Pemakaman KPK Terhadap Ridwan Kamil, Mantan Gubernur Jawa Barat yang Duga-Duga Menggunakan Mata Uang Asing Miliaran Rupiah untuk Melancarkan Aktivitas Korupsi di Luar Negeri.
Kontisten yang saya peroleh dari sumber terpercaya menyatakan bahwa Komisi Pemberantasan Korupsi (KPK) telah memeriksa mantan Gubernur Jawa Barat Ridwan Kamil dalam konteks dugaan penukaran mata uang asing mencapai miliaran rupiah untuk melancarkan aktivitas korupsi di luar negeri.
Ridwan Kamil yang saat ini sedang menjalani pemeriksaan mengaku tidak mengetahui pengadaan iklan di bank bjb dan membantah telah menerima aliran uang terkait dengan kasus yang sedang diusut tersebut. Namun, dia juga menyatakan bahwa dalam tupoksi gubernur, aksi korporasi dari BUMD ini dilakukan oleh teknis mereka sendiri.
KPK menemukan ada dugaan penukaran mata uang asing selama periode 2021-2024 yang mencapai miliaran rupiah dan Ridwan Kamil telah menjadi saksi dalam kasus tersebut.

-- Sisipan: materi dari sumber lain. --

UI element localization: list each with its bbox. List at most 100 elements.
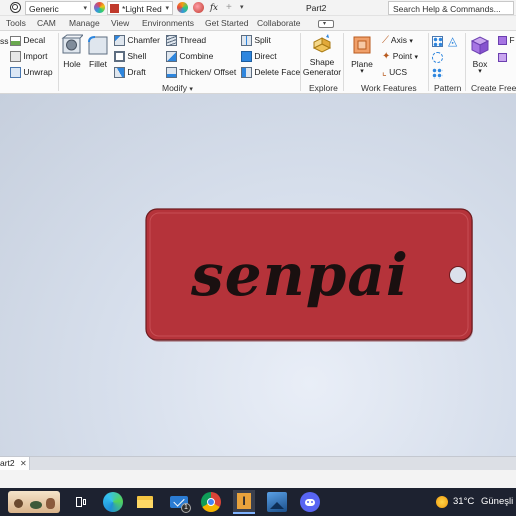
freeform-partial-button[interactable]: F — [498, 35, 515, 46]
box-button[interactable]: Box ▾ — [468, 34, 492, 75]
work-features-group-label: Work Features — [361, 83, 417, 93]
tab-view[interactable]: View — [111, 16, 129, 31]
inventor-app-icon[interactable]: I — [233, 490, 255, 514]
draft-icon — [114, 67, 125, 79]
panel-toggle-icon[interactable]: ▾ — [318, 20, 334, 28]
split-label: Split — [254, 35, 271, 45]
ucs-button[interactable]: ⌞ UCS — [382, 67, 407, 78]
decal-icon — [10, 35, 21, 46]
shape-generator-button[interactable]: Shape Generator — [302, 34, 342, 77]
draft-button[interactable]: Draft — [114, 67, 146, 79]
rectangular-pattern-icon[interactable] — [432, 36, 443, 47]
combine-button[interactable]: Combine — [166, 51, 213, 63]
photos-app-icon[interactable] — [267, 492, 287, 512]
unwrap-icon — [10, 67, 21, 79]
chamfer-icon — [114, 35, 125, 47]
chevron-down-icon: ▾ — [165, 5, 169, 12]
decal-button[interactable]: Decal — [10, 35, 45, 46]
thread-button[interactable]: Thread — [166, 35, 207, 47]
tab-tools[interactable]: Tools — [6, 16, 26, 31]
clear-appearance-icon[interactable] — [193, 2, 204, 13]
customize-chevron-icon[interactable]: ▾ — [240, 3, 244, 11]
import-button[interactable]: Import — [10, 51, 47, 63]
chevron-down-icon: ▾ — [414, 54, 419, 61]
search-input[interactable]: Search Help & Commands... — [388, 1, 514, 15]
weather-sun-icon[interactable] — [436, 496, 448, 508]
point-label: Point — [392, 51, 413, 61]
chevron-down-icon: ▾ — [189, 86, 193, 93]
modify-group-label[interactable]: Modify ▾ — [162, 83, 193, 93]
sketch-pattern-icon[interactable] — [432, 68, 443, 79]
weather-temperature[interactable]: 31°C — [453, 488, 474, 516]
unwrap-label: Unwrap — [23, 67, 53, 77]
axis-icon: ⟋ — [382, 35, 389, 46]
tab-collaborate[interactable]: Collaborate — [257, 16, 300, 31]
axis-button[interactable]: ⟋ Axis ▾ — [382, 35, 413, 46]
tab-environments[interactable]: Environments — [142, 16, 194, 31]
delete-face-label: Delete Face — [254, 67, 301, 77]
viewport-canvas[interactable]: senpai — [0, 94, 516, 456]
direct-label: Direct — [254, 51, 277, 61]
plus-icon[interactable]: + — [226, 0, 232, 16]
hole-icon — [61, 34, 85, 54]
adjust-appearance-icon[interactable] — [177, 2, 188, 13]
engraved-text: senpai — [190, 241, 409, 309]
menu-tabs: Tools CAM Manage View Environments Get S… — [0, 16, 516, 31]
tab-cam[interactable]: CAM — [37, 16, 56, 31]
shell-button[interactable]: Shell — [114, 51, 146, 63]
box-freeform-icon — [470, 36, 490, 55]
freeform-tool-icon[interactable] — [498, 53, 507, 62]
close-icon[interactable]: ✕ — [20, 457, 27, 470]
hole-button[interactable]: Hole — [60, 34, 85, 69]
chevron-down-icon: ▾ — [478, 68, 482, 75]
split-button[interactable]: Split — [241, 35, 271, 47]
divider — [300, 33, 301, 91]
thicken-offset-button[interactable]: Thicken/ Offset — [166, 67, 237, 79]
document-title: Part2 — [306, 3, 327, 13]
plane-icon — [353, 36, 371, 54]
point-button[interactable]: ✦ Point ▾ — [382, 51, 418, 62]
thicken-offset-icon — [166, 67, 177, 79]
chevron-down-icon: ▾ — [83, 5, 87, 12]
direct-button[interactable]: Direct — [241, 51, 277, 63]
fx-parameters-icon[interactable]: fx — [210, 0, 218, 16]
chamfer-button[interactable]: Chamfer — [114, 35, 160, 47]
decal-label: Decal — [23, 35, 46, 45]
document-tab[interactable]: art2 ✕ — [0, 457, 30, 470]
hole-label: Hole — [63, 59, 81, 69]
material-dropdown[interactable]: Generic ▾ — [25, 1, 91, 15]
edge-browser-icon[interactable] — [103, 492, 123, 512]
direct-icon — [241, 51, 252, 63]
unwrap-button[interactable]: Unwrap — [10, 67, 53, 79]
document-tab-label: art2 — [0, 458, 15, 468]
freeform-face-icon — [498, 36, 507, 46]
combine-icon — [166, 51, 177, 63]
file-explorer-icon[interactable] — [135, 492, 155, 512]
create-freeform-group-label: Create Freeform — [471, 83, 516, 93]
plane-button[interactable]: Plane ▾ — [348, 34, 376, 75]
delete-face-button[interactable]: Delete Face — [241, 67, 301, 79]
ucs-label: UCS — [389, 67, 408, 77]
weather-description[interactable]: Güneşli — [481, 488, 513, 516]
discord-icon[interactable] — [300, 492, 320, 512]
widgets-thumbnail-icon[interactable] — [8, 491, 60, 513]
appearance-globe-icon[interactable] — [10, 2, 21, 13]
chevron-down-icon: ▾ — [409, 38, 413, 45]
chrome-browser-icon[interactable] — [201, 492, 221, 512]
thread-label: Thread — [179, 35, 207, 45]
divider — [465, 33, 466, 91]
task-view-icon[interactable] — [71, 492, 91, 512]
thicken-offset-label: Thicken/ Offset — [179, 67, 237, 77]
draft-label: Draft — [127, 67, 146, 77]
delete-face-icon — [241, 67, 252, 79]
tab-manage[interactable]: Manage — [69, 16, 100, 31]
divider — [343, 33, 344, 91]
mirror-icon[interactable]: ◬ — [448, 34, 457, 48]
fillet-button[interactable]: Fillet — [86, 34, 110, 69]
mail-icon[interactable]: 1 — [169, 492, 191, 513]
tab-get-started[interactable]: Get Started — [205, 16, 248, 31]
keychain-model[interactable]: senpai — [0, 94, 516, 456]
partial-command-label[interactable]: ss — [0, 36, 9, 46]
circular-pattern-icon[interactable] — [432, 52, 443, 63]
appearance-dropdown[interactable]: *Light Red ▾ — [107, 1, 173, 15]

Sementara itu, lima orang disangka sebagai tersangka dalam kasus ini, yaitu mantan Direktur Utama bank bjb Yuddy Renaldi; Pimpinan Divisi Corporate Secretary bank bjb Widi Hartoto dan sebagainya.
Pemakaman KPK terhadap Ridwan Kamil bukanlah hal yang mengejutkan karena dugaan penukaran mata uang asing mencapai miliaran rupiah telah mengangkat beberapa pertanyaan mengenai aktivitas korupsi mantan Gubernur Jawa Barat.
Kontisten yang saya peroleh dari sumber terpercaya menyatakan bahwa Komisi Pemberantasan Korupsi (KPK) telah memeriksa mantan Gubernur Jawa Barat Ridwan Kamil dalam konteks dugaan penukaran mata uang asing mencapai miliaran rupiah untuk melancarkan aktivitas korupsi di luar negeri.
Ridwan Kamil yang saat ini sedang menjalani pemeriksaan mengaku tidak mengetahui pengadaan iklan di bank bjb dan membantah telah menerima aliran uang terkait dengan kasus yang sedang diusut tersebut. Namun, dia juga menyatakan bahwa dalam tupoksi gubernur, aksi korporasi dari BUMD ini dilakukan oleh teknis mereka sendiri.
KPK menemukan ada dugaan penukaran mata uang asing selama periode 2021-2024 yang mencapai miliaran rupiah dan Ridwan Kamil telah menjadi saksi dalam kasus tersebut. Sementara itu, lima orang disangka sebagai tersangka dalam kasus ini, yaitu mantan Direktur Utama bank bjb Yuddy Renaldi; Pimpinan Divisi Corporate Secretary bank bjb Widi Hartoto dan sebagainya.
Pemakaman KPK terhadap Ridwan Kamil bukanlah hal yang mengejutkan karena dugaan penukaran mata uang asing mencapai miliaran rupiah telah mengangkat beberapa pertanyaan mengenai aktivitas korupsi mantan Gubernur Jawa Barat.